A little over a year ago, Olav Lysne’s book The Huawei and Snowden Questions was published. Lysne, a Norwegian professor of technology, argued that it’s almost impossible to audit electronic equipment.

"Even if someone chose to give me one million years and as much funds as I can possibly want, I will still not be able to prove that phone is not working against my will," he told TRT World in an interview last month. 

That’s because modern electronic gadgets come with complex integrated systems, countless transistors and algorithms.

This also allows security agencies to manipulate the equipment to spy on foes - and sometimes their own people as America’s National Security Agency was revealed to be doing in 2013. 

The NSA used internet routers manufactured by San Jose-based Cisco Systems to transmit data back to them, documents leaked by whistleblower Edward Snowden showed. 

Chinese companies have also indulged in similar breaches. In November 2016, a US-based cybersecurity company, Kryptowire, found that personal information from millions of Android devices was being sent to a server in China. 

 When it comes to Chinese companies, US and European officials have often raised concern about the involvement of the government.

And that’s where Zhengfei’s past comes into question. 

Was Zhengfei was part of the Chinese military?

Yes he was.  

Zhengfei served in the People’s Liberation Army’s Engineering Corps as a technician between 1974 and 1984.  It remains uncertain how important a role he played as an engineer during his career. 

What is known for sure is that he had made a name for himself even before he founded Huawei in 1987. In 1982, he was one of the delegates at the 12th National Congress of the Communist Party of China.

Ren Zhengfei, founder and CEO of Huawei, says aid the tech giant would reject requests from the Chinese government to disclose confidential information about its customers.
Ren Zhengfei, founder and CEO of Huawei, says aid the tech giant would reject requests from the Chinese government to disclose confidential information about its customers. (AP)

Many Chinese companies, especially those which have come to dominate the telecoms, high-speed rail and power sectors, are state-owned enterprises. 

ZTE, another telecoms giant, is owned by the government through subsidiaries.

But Huawei was always privately owned. Zhengfei, along with a few friends, founded Huawei Technologies in the mid-1980s as a company that bought and sold telephone exchange switches. 

Who wins when Huawei loses out? 

Huawei leads the world in the network equipment market. But its 28 percent share of the market, according to Bloomberg, is only slightly ahead of Sweden’s Ericsson and Finland’s Nokia. 

 A number of countries are looking to roll out 5G networks in the coming years. However, Huawei is already blocked from the US, where Samsung has been grabbing the market share there by striking deals with mobile carriers. 

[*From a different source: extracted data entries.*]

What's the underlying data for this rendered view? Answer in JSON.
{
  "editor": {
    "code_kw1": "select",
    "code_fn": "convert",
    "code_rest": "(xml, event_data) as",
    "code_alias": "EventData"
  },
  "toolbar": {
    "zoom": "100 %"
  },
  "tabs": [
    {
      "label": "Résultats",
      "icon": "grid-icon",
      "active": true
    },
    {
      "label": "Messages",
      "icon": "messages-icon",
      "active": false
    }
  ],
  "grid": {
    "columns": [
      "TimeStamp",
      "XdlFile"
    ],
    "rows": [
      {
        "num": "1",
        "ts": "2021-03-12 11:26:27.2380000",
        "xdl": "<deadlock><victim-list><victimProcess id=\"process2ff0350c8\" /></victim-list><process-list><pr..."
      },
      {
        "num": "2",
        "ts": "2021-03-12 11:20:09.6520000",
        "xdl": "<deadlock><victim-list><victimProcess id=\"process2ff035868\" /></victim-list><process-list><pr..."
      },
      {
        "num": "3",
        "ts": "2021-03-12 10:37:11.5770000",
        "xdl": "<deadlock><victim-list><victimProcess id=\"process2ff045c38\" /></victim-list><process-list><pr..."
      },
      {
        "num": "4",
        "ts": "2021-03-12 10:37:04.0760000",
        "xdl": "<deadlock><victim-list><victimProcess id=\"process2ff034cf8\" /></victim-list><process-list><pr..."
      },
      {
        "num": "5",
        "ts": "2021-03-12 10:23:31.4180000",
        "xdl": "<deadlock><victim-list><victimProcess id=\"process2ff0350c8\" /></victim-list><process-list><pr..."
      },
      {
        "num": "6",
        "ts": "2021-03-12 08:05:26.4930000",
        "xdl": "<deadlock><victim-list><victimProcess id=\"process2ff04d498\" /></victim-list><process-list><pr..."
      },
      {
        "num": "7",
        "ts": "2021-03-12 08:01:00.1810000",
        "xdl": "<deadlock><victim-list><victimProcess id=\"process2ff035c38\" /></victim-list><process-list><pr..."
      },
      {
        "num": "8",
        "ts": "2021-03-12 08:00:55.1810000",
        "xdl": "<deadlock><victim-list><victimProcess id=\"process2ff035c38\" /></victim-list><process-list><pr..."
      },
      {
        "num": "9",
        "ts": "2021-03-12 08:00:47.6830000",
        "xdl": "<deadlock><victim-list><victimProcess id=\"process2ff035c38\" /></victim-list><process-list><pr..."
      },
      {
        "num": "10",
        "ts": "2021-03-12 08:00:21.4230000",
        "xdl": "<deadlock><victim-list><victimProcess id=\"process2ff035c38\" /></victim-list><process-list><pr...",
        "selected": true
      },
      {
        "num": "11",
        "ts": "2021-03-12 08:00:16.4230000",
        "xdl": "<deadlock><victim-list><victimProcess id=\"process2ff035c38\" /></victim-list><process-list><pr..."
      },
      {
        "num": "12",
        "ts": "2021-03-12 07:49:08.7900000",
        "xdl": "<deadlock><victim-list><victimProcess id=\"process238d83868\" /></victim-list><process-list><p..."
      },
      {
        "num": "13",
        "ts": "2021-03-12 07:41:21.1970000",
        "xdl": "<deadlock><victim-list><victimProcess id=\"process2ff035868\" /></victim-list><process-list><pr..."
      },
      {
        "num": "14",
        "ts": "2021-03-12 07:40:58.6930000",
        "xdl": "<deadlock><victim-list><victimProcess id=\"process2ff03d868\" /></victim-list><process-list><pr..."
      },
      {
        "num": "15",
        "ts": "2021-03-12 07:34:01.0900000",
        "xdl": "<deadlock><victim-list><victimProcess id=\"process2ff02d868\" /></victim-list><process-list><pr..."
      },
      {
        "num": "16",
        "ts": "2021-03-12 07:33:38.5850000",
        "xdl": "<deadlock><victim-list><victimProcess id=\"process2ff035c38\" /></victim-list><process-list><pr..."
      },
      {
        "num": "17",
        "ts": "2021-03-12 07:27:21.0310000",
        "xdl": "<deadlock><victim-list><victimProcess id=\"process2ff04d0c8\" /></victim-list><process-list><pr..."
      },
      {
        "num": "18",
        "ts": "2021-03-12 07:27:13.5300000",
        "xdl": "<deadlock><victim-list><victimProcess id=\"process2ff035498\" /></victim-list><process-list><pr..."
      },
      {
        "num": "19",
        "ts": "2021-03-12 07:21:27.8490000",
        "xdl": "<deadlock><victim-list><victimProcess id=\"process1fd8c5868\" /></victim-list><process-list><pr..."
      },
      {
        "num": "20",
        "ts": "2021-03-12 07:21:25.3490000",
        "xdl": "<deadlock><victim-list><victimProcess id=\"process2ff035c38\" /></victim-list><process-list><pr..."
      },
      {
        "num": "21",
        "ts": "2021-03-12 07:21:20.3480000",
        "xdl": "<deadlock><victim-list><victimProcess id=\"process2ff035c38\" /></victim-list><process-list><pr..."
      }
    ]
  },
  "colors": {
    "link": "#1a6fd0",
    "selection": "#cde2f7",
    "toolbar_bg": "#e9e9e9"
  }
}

The move could dent China’s ambition to become a leader in hi-tech equipment market instead of being labelled as only an assembler of the products. 

Is the US deliberately targeting Huawei? 

Meng Wanzhou, Huawei’s CFO and Zhengei’s daughter, was arrested in Canada in early December, 2018. She faces charges of helping her company violate US sanctions on Iran. 

She faces extradition to the US and a possible jail term. 

Huawei isn’t the first company to face US censure for violating its sanctions on the Islamic Republic. 

“A number of financial institutions, including JP Morgan, Bank of America, Wells Fargo and international banks, were all judged guilty and paid enormous fines for violating sanctions in the last several years,” noted Stephen Roach, a Senior Fellow at Yale University, in a recent interview with CNBC. 

He added: "None of their executives, of course, went to jail - why is Huawei being singled out for the sanctions violations?"